LOCAL LEADERS SHOULD TELL DOT TO RETHINK SCAJAQUADA
We are at a critical juncture on the Department of Transportation’s plan for the Scajaquada Expressway.
In August, the DOT dictated its view of the expressway design that ignored 15 years of community input in favor of the same 1950s transportation model that favored the automobile over communities and our park system. Not only will DOT take an additional 14 acres of parkland, but it will shorten the length of the expressway that it will mediate, creating a confusing set of various speed limits along the roadway. It also proposes creating a Niagara Falls Boulevard- and Sheridan Drive-type intersection by the stone bridge on the S-curves.

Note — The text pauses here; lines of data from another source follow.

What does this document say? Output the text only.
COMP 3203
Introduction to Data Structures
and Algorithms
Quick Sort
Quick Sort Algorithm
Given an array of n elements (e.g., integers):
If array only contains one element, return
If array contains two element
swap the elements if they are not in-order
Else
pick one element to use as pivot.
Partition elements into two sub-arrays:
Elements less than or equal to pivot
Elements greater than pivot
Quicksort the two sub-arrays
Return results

This bureaucratic rigidity and defiance of community input is a disgrace. The Buffalo Olmsted Parks Conservancy plan to reconnect the two parts of Delaware Park by a bypass that restores the S-curves bridge to pedestrian and bike use is not impossible, just inconvenient to DOT’s lack of imagination and ignoring its own environmental reports on the minimal effects of this change. The 30 mile per hour speed limit has already reduced traffic by half on the expressway as people look to alternative routes, and with self-driving cars and trucks on the horizon, with their smart route planning, the road will become even less relevant.
Our mayor, Common Council and other city officials need to show support for the majority of their constituents and tell the DOT that it needs to go back to the drawing board and rethink this terrible plan that continues the mistakes of the past. The city needs to support reconnecting Delaware Park and restoring the DOT’s original proposal as to the length of the expressway to be changed.
Buffalo owns much of the ground under the expressway and a show of apolitical courage by the people who are supposed to represent the will of their constituents would go a long way to keeping this disastrous plan from haunting the area for another 60 years.